The world's largest wafer foundry and major Apple supplier TSMC has lowered its full-year revenue target to the low end of its previous forecast range.
'Apple accounts for nearly 20% of TSMC's revenue, so its financials may point to the iPhone's demand is not as expected,' Atlantic Cords analyst James Cordwell told Reuters.
Others (some people ask not to quote) are frankly saying that this is 'completely' about Apple's warning.
Mizuho Securities in the customer report pointed out that its visit continued to show weak demand for iPhone X, while iPhone 8 and 8 Plus's orders steadily declined. iPhone X is Apple's 10-year version released in November last year.
Apple shares tumbled 2.83% on Thursday, posing a serious drag on the Nasdaq index.
Shares of Apple suppliers such as Qualcomm (QCOM.O), Intel (INTC.O), Qorvo Inc (QRVO.O), Skyworks Solutions Inc (SWKS.O) and Broadcom (AVGO.O) fell 2.6% to more than 5% Ranging from.
Elazar Advisors analyst Chaim Siegel said, 'We may not start driving the third quarter of the production chain until the fall of the new iPhone. Until then, the mobile phone industry will be weak.'
Qualcomm and Nvidia (NVDA.O) supplier TSMC said that the overall semiconductor industry is expected to grow by 5% this year, which is lower than the previous estimate of 5-7%.

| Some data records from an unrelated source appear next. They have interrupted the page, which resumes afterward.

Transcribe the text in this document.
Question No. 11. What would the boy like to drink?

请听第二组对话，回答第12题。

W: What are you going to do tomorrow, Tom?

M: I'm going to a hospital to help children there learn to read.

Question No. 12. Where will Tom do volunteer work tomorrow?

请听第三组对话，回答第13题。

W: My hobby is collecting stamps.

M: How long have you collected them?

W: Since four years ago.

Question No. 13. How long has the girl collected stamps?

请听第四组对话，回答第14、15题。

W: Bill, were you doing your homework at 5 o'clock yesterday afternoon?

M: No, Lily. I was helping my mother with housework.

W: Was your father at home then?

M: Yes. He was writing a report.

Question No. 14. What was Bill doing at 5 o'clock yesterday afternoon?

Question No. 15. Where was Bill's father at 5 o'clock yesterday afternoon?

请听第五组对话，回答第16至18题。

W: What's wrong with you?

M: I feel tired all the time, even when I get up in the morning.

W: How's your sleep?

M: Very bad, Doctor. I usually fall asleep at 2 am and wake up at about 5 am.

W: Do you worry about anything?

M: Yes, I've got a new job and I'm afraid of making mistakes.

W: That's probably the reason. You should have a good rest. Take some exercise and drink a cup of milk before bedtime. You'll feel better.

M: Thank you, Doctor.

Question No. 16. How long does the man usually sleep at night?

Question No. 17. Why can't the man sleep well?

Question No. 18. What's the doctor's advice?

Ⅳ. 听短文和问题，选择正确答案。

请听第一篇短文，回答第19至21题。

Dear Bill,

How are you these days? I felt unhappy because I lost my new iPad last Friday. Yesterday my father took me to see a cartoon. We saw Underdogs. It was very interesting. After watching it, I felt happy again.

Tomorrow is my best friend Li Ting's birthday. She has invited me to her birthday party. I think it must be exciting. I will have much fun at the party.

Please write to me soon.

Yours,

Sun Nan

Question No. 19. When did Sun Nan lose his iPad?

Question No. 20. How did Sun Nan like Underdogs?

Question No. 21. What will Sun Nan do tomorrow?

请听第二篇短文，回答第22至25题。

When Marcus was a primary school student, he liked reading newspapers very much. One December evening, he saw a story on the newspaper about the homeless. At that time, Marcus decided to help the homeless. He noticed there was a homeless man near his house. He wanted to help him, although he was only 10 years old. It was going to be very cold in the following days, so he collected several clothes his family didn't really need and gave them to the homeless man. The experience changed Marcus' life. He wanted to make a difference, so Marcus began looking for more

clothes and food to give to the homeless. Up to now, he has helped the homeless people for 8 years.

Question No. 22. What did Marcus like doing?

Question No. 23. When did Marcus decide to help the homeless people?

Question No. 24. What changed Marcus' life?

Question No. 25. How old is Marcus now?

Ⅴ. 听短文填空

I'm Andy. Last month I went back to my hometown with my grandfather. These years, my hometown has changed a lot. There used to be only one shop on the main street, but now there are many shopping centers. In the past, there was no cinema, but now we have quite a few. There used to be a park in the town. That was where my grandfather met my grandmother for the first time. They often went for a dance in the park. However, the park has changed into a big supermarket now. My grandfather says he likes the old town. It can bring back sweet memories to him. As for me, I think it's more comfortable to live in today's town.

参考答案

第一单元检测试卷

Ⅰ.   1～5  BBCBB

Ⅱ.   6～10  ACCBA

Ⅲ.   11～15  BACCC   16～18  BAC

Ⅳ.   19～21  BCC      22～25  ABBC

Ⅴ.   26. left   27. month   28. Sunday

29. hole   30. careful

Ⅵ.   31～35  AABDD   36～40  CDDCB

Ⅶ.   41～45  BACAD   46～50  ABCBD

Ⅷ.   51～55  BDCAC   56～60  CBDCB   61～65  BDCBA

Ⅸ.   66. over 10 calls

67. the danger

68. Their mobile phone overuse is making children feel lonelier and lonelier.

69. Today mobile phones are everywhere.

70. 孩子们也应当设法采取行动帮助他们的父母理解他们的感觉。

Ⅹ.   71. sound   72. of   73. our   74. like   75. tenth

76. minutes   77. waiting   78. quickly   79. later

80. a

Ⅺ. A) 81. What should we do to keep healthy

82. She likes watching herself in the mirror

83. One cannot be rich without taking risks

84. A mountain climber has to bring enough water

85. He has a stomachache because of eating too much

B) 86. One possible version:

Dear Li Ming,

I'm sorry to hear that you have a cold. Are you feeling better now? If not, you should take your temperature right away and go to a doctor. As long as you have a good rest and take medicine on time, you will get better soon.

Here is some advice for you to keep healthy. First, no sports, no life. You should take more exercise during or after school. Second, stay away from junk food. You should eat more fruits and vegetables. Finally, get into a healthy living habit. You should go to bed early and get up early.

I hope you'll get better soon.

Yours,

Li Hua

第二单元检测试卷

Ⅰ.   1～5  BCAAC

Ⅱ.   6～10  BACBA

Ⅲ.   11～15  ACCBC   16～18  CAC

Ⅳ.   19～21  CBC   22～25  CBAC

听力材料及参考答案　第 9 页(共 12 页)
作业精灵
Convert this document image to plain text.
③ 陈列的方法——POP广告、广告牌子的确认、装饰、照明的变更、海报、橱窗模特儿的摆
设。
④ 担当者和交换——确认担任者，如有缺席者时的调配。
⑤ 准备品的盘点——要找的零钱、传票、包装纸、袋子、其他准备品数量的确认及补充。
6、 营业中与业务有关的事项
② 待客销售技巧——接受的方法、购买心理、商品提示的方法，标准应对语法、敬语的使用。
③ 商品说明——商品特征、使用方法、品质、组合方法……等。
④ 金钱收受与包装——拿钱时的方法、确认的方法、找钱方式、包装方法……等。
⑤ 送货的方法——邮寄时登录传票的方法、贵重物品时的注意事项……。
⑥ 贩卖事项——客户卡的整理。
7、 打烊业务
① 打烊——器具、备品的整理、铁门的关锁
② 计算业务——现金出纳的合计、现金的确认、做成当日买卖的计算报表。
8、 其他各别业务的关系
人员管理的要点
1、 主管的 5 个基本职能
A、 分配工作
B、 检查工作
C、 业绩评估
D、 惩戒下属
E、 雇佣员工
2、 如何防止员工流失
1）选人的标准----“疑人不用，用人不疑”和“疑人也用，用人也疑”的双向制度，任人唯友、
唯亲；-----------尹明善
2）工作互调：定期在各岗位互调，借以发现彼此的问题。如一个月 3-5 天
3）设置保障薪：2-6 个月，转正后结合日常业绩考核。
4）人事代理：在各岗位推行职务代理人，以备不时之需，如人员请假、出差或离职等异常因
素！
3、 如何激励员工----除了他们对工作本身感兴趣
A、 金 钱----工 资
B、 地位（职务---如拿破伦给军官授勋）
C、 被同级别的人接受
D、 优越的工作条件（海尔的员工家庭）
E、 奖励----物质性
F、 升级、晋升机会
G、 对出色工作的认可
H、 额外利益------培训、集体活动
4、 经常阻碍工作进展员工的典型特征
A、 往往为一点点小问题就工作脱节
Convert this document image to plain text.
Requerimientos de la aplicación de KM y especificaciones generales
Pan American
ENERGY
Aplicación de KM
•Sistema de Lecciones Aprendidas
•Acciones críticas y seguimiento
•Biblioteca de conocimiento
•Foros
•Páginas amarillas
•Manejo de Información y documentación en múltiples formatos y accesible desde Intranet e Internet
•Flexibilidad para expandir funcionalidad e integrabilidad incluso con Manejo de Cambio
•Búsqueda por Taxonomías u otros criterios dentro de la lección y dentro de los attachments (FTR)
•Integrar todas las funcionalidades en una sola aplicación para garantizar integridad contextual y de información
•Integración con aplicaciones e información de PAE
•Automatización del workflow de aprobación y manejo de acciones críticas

Data provider TrendForce had previously estimated that the global smartphone production in 2018 was about 1.5 billion units, an increase of 2.8% from the previous year but lower than the previous estimate of 5%.
TSMC estimated on Thursday that chip foundry (wafer foundry) business grew 8%, previously estimated at 9-10%.
TSMC's ADR (TSM.N) closed down 5.7%, other chip equipment manufacturers such as Applied Materials (AMAT.O) and Lam Research (LRCX.O) Both fell more than 6% while ASML (ASML.AS) fell more than 5%.
Chip makers—ADIN (ADI.O), Micron Technology (MU.O) and Xilinx (XLNX.O) fell more than 4% each.